As I noted above, Vermont is one of those blue states where the individual insurance market was already heavily regulated. In 1993, the Green Mountain State instituted guaranteed issue and community rating, laws that remain on the books today. The other states that have instituted such reforms have seen an adverse selection death spiral, in which healthy people correctly see health insurance as a raw deal for them, driving premiums up as they drop out. ...


In the case of California, there are a number of important differences between the analyses we conducted in June and this new September one. First off, a number of the low-priced plans that were available to Californians in June appear to have been pulled from the market. As a result, the average pre-Obamacare rate in the new analysis was higher than it had been previously. In addition, a previous analysis compared the cheapest pre-Obamacare rate to the cheapest post-Obamacare rate; the new analysis looks at the five cheapest in each category. In the case of California, this change had the effect of narrowing the difference between the pre- and post-Obamacare markets.

In addition, there are a number of plans that have been filed in the State of California that were not listed in Covered California’s May release. These additional plans, in several instances, resulted in lower rates than what Covered California had indicated. Also, insurers such as UnitedHealth and Aetna have withdrawn from the market, believing that they may not be allowed to charge premiums that will cover their costs. If Aetna and United are right, these changes will have the effect of artificially depressing premiums in 2014, but inflating them in 2015, as costs and premiums realign at a higher level.

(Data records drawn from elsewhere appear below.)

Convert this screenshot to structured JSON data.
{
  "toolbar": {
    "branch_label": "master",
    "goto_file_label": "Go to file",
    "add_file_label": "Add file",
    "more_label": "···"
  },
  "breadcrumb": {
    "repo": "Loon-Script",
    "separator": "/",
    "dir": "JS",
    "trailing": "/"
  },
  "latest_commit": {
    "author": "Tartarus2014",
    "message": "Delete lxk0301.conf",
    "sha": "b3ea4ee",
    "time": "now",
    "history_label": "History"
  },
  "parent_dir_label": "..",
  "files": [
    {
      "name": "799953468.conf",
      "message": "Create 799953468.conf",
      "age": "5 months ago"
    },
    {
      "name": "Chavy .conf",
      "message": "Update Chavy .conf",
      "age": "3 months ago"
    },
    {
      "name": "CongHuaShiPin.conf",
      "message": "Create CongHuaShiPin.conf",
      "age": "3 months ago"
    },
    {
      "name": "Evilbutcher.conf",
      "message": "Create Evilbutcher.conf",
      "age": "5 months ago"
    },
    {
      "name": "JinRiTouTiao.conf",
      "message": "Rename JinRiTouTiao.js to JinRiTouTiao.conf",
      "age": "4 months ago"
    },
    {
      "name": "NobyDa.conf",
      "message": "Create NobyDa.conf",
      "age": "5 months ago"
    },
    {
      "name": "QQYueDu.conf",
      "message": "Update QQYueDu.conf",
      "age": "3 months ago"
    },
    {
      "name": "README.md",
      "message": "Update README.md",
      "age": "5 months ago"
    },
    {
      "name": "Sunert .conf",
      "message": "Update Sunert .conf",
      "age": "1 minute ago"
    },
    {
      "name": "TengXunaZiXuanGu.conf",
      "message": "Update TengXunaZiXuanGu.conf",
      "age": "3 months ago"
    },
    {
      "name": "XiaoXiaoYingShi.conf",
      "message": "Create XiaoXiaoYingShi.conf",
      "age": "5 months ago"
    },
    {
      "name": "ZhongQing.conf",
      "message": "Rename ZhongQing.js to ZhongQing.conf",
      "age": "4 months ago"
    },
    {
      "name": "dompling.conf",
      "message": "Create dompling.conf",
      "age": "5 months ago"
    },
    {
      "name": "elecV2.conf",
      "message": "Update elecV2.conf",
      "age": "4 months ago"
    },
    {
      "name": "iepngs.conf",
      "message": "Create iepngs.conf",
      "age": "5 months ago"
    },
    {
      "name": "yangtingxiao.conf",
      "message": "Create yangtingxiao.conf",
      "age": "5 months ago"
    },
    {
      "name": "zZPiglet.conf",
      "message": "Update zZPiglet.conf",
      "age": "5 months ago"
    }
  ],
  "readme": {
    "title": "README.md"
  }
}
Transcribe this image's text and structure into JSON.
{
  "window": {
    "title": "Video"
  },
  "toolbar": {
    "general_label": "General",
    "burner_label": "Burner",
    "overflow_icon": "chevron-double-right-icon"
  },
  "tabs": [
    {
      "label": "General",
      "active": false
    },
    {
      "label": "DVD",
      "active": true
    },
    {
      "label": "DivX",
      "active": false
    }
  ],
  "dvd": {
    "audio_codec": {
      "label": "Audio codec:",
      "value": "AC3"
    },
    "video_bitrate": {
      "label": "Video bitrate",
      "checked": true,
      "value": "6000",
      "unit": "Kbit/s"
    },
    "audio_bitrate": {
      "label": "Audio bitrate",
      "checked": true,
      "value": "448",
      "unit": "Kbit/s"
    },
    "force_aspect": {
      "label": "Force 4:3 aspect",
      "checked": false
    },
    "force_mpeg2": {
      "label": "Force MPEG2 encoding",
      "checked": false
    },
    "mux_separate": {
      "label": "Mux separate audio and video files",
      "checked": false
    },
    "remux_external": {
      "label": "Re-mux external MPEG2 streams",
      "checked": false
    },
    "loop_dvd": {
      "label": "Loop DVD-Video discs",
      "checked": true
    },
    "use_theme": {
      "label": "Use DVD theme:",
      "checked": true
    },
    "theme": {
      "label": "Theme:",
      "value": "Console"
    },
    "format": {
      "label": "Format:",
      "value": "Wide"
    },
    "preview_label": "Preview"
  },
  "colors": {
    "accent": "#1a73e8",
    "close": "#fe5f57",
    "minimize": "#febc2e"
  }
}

The combination of these changes provided us with a different result in California. We had previously calculated that 25- and 40-year-olds would each see an 81 percent increase in underlying rates, compared to 2013 premiums adjusted for pre-existing conditions. The new analysis found that rates would increase by 23 and 14 percent, respectively, for those age groups.

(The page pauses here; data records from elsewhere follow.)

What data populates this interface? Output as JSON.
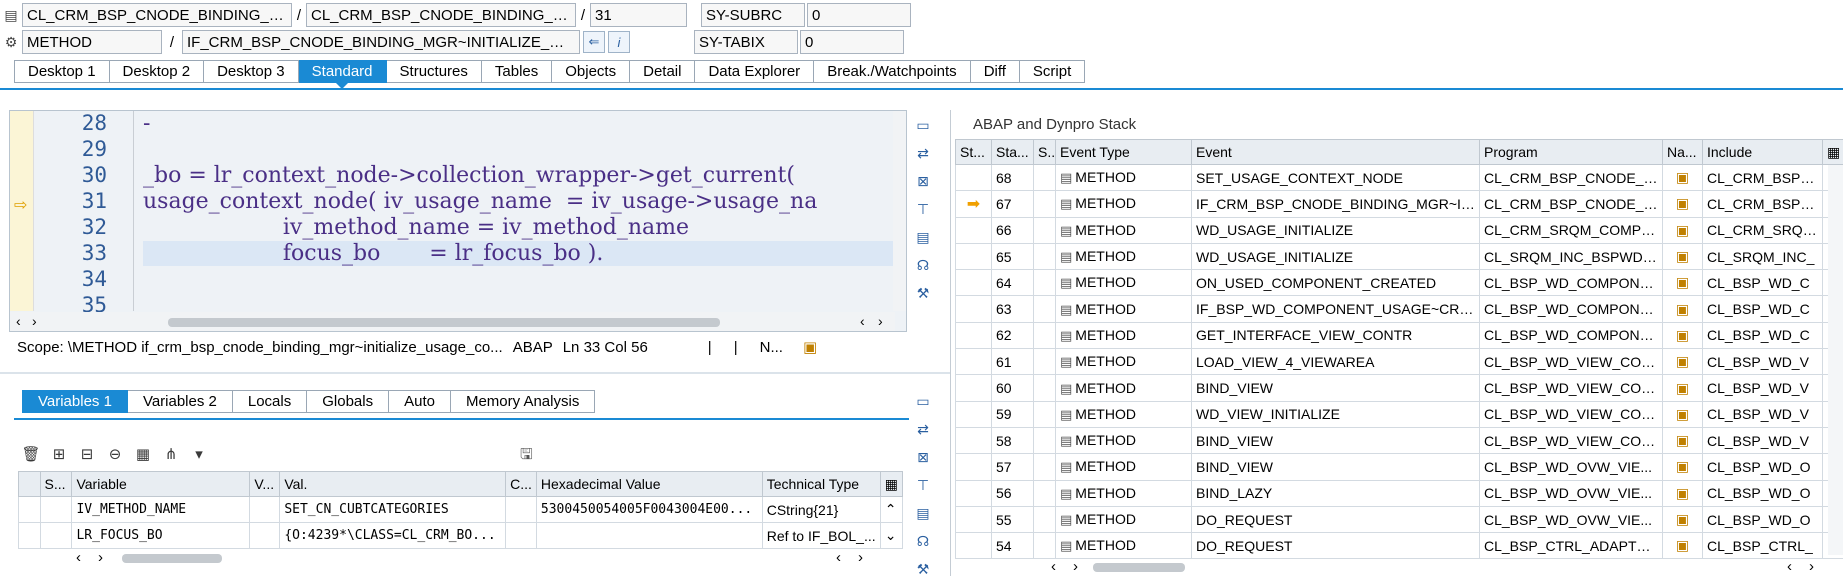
{
  "header": {
    "row1": {
      "field1": "CL_CRM_BSP_CNODE_BINDING_MGR=...",
      "sep1": "/",
      "field2": "CL_CRM_BSP_CNODE_BINDING_MGR=...",
      "sep2": "/",
      "field3": "31",
      "sysfield_label": "SY-SUBRC",
      "sysfield_value": "0"
    },
    "row2": {
      "field1": "METHOD",
      "sep1": "/",
      "field2": "IF_CRM_BSP_CNODE_BINDING_MGR~INITIALIZE_USAG...",
      "sysfield_label": "SY-TABIX",
      "sysfield_value": "0"
    }
  },
  "desktop_tabs": [
    "Desktop 1",
    "Desktop 2",
    "Desktop 3",
    "Standard",
    "Structures",
    "Tables",
    "Objects",
    "Detail",
    "Data Explorer",
    "Break./Watchpoints",
    "Diff",
    "Script"
  ],
  "code": {
    "line_numbers": [
      "28",
      "29",
      "30",
      "31",
      "32",
      "33",
      "34",
      "35"
    ],
    "lines": [
      "-",
      "",
      "_bo = lr_context_node->collection_wrapper->get_current(",
      "usage_context_node( iv_usage_name  = iv_usage->usage_na",
      "                    iv_method_name = iv_method_name",
      "                    focus_bo       = lr_focus_bo ).",
      "",
      ""
    ]
  },
  "scope_bar": {
    "scope": "Scope: \\METHOD if_crm_bsp_cnode_binding_mgr~initialize_usage_co...",
    "lang": "ABAP",
    "pos": "Ln  33 Col  56",
    "sep1": "|",
    "sep2": "|",
    "mode": "N..."
  },
  "var_tabs": [
    "Variables 1",
    "Variables 2",
    "Locals",
    "Globals",
    "Auto",
    "Memory Analysis"
  ],
  "variables": {
    "columns": [
      "S...",
      "Variable",
      "V...",
      "Val.",
      "C...",
      "Hexadecimal Value",
      "Technical Type"
    ],
    "rows": [
      [
        "",
        "",
        "IV_METHOD_NAME",
        "",
        "SET_CN_CUBTCATEGORIES",
        "",
        "5300450054005F0043004E00...",
        "CString{21}"
      ],
      [
        "",
        "",
        "LR_FOCUS_BO",
        "",
        "{O:4239*\\CLASS=CL_CRM_BO...",
        "",
        "",
        "Ref to IF_BOL_..."
      ]
    ]
  },
  "stack": {
    "title": "ABAP and Dynpro Stack",
    "columns": [
      "St...",
      "Sta...",
      "S...",
      "Event Type",
      "Event",
      "Program",
      "Na...",
      "Include"
    ],
    "rows": [
      {
        "level": "68",
        "type": "METHOD",
        "event": "SET_USAGE_CONTEXT_NODE",
        "program": "CL_CRM_BSP_CNODE_BI...",
        "include": "CL_CRM_BSP_C",
        "current": false
      },
      {
        "level": "67",
        "type": "METHOD",
        "event": "IF_CRM_BSP_CNODE_BINDING_MGR~IN...",
        "program": "CL_CRM_BSP_CNODE_BI...",
        "include": "CL_CRM_BSP_C",
        "current": true
      },
      {
        "level": "66",
        "type": "METHOD",
        "event": "WD_USAGE_INITIALIZE",
        "program": "CL_CRM_SRQM_COMP_C...",
        "include": "CL_CRM_SRQM_",
        "current": false
      },
      {
        "level": "65",
        "type": "METHOD",
        "event": "WD_USAGE_INITIALIZE",
        "program": "CL_SRQM_INC_BSPWDC...",
        "include": "CL_SRQM_INC_",
        "current": false
      },
      {
        "level": "64",
        "type": "METHOD",
        "event": "ON_USED_COMPONENT_CREATED",
        "program": "CL_BSP_WD_COMPONE...",
        "include": "CL_BSP_WD_C",
        "current": false
      },
      {
        "level": "63",
        "type": "METHOD",
        "event": "IF_BSP_WD_COMPONENT_USAGE~CRE...",
        "program": "CL_BSP_WD_COMPONE...",
        "include": "CL_BSP_WD_C",
        "current": false
      },
      {
        "level": "62",
        "type": "METHOD",
        "event": "GET_INTERFACE_VIEW_CONTR",
        "program": "CL_BSP_WD_COMPONE...",
        "include": "CL_BSP_WD_C",
        "current": false
      },
      {
        "level": "61",
        "type": "METHOD",
        "event": "LOAD_VIEW_4_VIEWAREA",
        "program": "CL_BSP_WD_VIEW_CON...",
        "include": "CL_BSP_WD_V",
        "current": false
      },
      {
        "level": "60",
        "type": "METHOD",
        "event": "BIND_VIEW",
        "program": "CL_BSP_WD_VIEW_CON...",
        "include": "CL_BSP_WD_V",
        "current": false
      },
      {
        "level": "59",
        "type": "METHOD",
        "event": "WD_VIEW_INITIALIZE",
        "program": "CL_BSP_WD_VIEW_CON...",
        "include": "CL_BSP_WD_V",
        "current": false
      },
      {
        "level": "58",
        "type": "METHOD",
        "event": "BIND_VIEW",
        "program": "CL_BSP_WD_VIEW_CON...",
        "include": "CL_BSP_WD_V",
        "current": false
      },
      {
        "level": "57",
        "type": "METHOD",
        "event": "BIND_VIEW",
        "program": "CL_BSP_WD_OVW_VIE...",
        "include": "CL_BSP_WD_O",
        "current": false
      },
      {
        "level": "56",
        "type": "METHOD",
        "event": "BIND_LAZY",
        "program": "CL_BSP_WD_OVW_VIE...",
        "include": "CL_BSP_WD_O",
        "current": false
      },
      {
        "level": "55",
        "type": "METHOD",
        "event": "DO_REQUEST",
        "program": "CL_BSP_WD_OVW_VIE...",
        "include": "CL_BSP_WD_O",
        "current": false
      },
      {
        "level": "54",
        "type": "METHOD",
        "event": "DO_REQUEST",
        "program": "CL_BSP_CTRL_ADAPTER...",
        "include": "CL_BSP_CTRL_",
        "current": false
      }
    ]
  }
}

I wrote about another way to think about California in July. Sam Richardson of the University of Texas looked at comparable plans offered by the same insurer, Kaiser, under Obamacare and prior to it. They each had $5,000 deductibles and 30 percent coinsurance, and nearly identical actuarial values. However, the pre-Obamacare plan cost $100 a month, and the new plan cost $205. As we continue to build out our 50-state map, we intend to conduct this type of analysis for each state.